As-tu une organisation particulière pour assurer l’équilibre  activité professionnelle et vie personnelle ?
Comme beaucoup de mamans qui travaillent, j’ai parfois l’impression de courir … mais ça tient jeune, non ? 😉
J’ai la casquette d’orthophoniste (gestion des RDV, consultations, rédaction de comptes-rendus, lien avec les familles, comptabilité, etc.), mais aussi celle de maman (RDV scolaires et / ou médicaux, cours, cuisine, rangement, lessives, et autres réjouissances) 😉
Blague a part, j’ai la chance d’avoir une très grande maison, avec un cabinet en annexe. Grâce au décalage horaire, je vois beaucoup de patients en Asie, ce qui me fait travailler en matinée et début d’après-midi) ;je prends peu RDV, en soirée pour pouvoir m’occuper des enfants
Un peu sur le tas, j’ai appris à m’organiser …  Ma vie est sportive, mais je crois que j’aime ça !

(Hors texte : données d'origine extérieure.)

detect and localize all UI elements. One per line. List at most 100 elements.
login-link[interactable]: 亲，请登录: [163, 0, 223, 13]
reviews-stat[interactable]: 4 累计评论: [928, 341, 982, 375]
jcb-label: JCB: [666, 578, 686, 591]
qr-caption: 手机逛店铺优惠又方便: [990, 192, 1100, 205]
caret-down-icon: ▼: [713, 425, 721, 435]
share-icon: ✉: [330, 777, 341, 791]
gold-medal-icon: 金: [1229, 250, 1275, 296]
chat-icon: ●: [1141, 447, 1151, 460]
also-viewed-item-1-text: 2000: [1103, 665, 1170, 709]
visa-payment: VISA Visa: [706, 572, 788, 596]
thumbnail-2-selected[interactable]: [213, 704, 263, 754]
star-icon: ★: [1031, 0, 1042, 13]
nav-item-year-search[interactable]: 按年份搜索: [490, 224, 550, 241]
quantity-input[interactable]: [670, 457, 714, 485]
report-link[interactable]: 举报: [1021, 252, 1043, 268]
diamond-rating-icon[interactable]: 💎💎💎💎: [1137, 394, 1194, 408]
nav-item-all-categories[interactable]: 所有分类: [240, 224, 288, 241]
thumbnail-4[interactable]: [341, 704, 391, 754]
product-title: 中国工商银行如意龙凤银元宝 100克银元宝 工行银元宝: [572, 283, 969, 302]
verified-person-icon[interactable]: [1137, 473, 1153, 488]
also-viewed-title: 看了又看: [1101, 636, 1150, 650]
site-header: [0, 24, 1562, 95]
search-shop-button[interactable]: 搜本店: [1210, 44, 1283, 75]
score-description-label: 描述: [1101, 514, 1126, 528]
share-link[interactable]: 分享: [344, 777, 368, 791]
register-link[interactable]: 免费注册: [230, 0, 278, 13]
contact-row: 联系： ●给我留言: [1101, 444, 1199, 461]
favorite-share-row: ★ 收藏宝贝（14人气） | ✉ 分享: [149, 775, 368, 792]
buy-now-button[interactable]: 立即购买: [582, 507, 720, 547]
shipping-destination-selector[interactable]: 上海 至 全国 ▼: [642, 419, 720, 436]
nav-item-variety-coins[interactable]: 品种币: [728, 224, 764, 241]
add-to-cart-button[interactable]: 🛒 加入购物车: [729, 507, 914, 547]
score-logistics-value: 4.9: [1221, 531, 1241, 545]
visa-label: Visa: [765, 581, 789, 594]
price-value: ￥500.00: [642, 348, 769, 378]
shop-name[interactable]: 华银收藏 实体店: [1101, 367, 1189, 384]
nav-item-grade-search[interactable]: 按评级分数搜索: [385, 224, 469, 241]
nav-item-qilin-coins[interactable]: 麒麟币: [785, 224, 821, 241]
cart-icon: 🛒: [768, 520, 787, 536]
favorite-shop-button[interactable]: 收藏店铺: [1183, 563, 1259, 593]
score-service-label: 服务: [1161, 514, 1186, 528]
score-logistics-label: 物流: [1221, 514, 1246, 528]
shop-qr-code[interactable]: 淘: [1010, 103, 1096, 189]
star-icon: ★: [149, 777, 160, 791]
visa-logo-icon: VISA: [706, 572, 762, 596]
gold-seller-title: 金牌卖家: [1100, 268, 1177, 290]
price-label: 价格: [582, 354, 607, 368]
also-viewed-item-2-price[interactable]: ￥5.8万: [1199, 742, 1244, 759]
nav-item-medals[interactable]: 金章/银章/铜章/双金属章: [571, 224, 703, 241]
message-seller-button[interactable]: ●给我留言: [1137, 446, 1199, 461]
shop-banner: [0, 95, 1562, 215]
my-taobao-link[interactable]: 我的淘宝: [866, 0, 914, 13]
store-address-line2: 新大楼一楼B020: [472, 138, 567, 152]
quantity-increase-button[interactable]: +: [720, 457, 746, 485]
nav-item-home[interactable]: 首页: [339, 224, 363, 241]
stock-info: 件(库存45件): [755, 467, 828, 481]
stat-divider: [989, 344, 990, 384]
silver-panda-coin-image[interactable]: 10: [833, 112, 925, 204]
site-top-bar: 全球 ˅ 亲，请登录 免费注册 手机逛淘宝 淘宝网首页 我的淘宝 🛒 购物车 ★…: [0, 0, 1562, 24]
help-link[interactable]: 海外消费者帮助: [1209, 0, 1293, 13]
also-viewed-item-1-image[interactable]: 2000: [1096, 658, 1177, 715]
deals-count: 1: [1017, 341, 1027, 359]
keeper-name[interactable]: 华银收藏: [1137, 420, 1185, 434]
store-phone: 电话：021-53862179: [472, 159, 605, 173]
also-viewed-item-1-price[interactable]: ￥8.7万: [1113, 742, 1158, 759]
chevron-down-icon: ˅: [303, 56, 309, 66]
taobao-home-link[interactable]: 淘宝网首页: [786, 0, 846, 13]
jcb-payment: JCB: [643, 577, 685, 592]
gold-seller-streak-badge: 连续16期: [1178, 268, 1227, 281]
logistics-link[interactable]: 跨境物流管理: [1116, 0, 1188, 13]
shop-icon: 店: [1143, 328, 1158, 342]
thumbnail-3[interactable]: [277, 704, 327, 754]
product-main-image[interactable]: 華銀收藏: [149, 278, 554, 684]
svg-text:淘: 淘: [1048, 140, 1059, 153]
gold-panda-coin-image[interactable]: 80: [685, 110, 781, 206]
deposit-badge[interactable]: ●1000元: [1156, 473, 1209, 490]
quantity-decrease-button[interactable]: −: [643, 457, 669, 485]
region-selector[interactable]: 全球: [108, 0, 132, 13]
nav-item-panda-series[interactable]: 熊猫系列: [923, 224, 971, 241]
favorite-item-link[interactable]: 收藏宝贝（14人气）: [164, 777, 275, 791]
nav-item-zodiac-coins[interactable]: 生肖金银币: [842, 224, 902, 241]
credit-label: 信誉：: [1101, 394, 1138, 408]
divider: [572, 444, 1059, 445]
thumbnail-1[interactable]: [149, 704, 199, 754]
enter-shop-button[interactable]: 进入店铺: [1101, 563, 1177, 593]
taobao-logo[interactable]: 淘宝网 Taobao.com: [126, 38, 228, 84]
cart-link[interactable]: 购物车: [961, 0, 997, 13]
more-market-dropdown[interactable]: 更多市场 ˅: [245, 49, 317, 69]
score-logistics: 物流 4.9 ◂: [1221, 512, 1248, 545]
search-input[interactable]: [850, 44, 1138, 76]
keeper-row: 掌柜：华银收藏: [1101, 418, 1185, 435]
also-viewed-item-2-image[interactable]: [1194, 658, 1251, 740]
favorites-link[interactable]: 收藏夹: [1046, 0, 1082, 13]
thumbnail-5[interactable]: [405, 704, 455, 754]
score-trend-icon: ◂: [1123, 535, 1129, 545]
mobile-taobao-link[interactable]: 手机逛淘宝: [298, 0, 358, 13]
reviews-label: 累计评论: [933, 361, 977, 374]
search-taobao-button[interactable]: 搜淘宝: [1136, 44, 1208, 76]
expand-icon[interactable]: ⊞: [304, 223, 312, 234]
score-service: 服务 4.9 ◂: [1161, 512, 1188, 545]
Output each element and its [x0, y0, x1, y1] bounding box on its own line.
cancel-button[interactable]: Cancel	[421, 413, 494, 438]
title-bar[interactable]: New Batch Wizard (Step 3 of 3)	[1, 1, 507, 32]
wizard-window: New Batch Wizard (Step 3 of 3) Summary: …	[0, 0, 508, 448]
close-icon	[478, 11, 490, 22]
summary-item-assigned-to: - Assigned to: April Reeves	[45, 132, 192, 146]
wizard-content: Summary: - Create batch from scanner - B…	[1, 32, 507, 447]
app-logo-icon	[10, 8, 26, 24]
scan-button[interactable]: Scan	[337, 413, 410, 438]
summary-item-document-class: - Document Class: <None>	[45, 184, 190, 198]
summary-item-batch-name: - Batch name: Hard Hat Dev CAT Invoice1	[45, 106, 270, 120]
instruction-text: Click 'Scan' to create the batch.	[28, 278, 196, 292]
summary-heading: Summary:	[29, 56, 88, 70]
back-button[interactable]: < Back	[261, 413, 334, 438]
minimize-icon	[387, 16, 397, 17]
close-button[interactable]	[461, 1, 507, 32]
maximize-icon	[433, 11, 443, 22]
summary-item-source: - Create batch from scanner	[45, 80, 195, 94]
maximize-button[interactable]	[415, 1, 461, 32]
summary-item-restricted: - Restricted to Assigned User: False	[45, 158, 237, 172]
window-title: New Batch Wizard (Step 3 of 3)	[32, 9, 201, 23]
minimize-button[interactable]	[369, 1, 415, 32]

… et une recette à partager ?
Des gaufres pour le goûter bien sûr !!! Nos amis à Singapour avaient rebaptisé notre maison : WAFFLES PLACE…Ça fait plaisir à tout le monde, petits comme grands, il ne faut que de la farine, du beurre, des œufs, du lait, un peu de levure ou bière, et hop le tour est joué !! (Avec un bon moule à gaufres bien chaud) … Quelques   garnitures     sympas ne gâchent rien
La recette ici
Tu as néanmoins quelques « instants bonheurs » de Musette ?
J’en ai de nombreux ! Avec le temps (et peut être le passage de la quarantaine ?), je réalise que je « kiffe » un peu plus les moments simples ; un café (même en visioconférence) avec quelqu’un de sympa, un rayon de soleil sur mon trajet, un moment de cuisine ou de jardinage, un sauna (on est en Allemagne !!), des vacances en famille !
…et des sorties culturelles préférées, seule ou en famille ?
J’aime visiter les expositions locales autour de chez moi : peinture / sculpture / théâtre, tout m’intéresse a priori, et je suis rarement déçue ! Je crois que j’aime rencontrer des gens passionnés par ce qu’ils font, peu importe dans quel domaine ! La passion, c’est contagieux, ça fait vibrer !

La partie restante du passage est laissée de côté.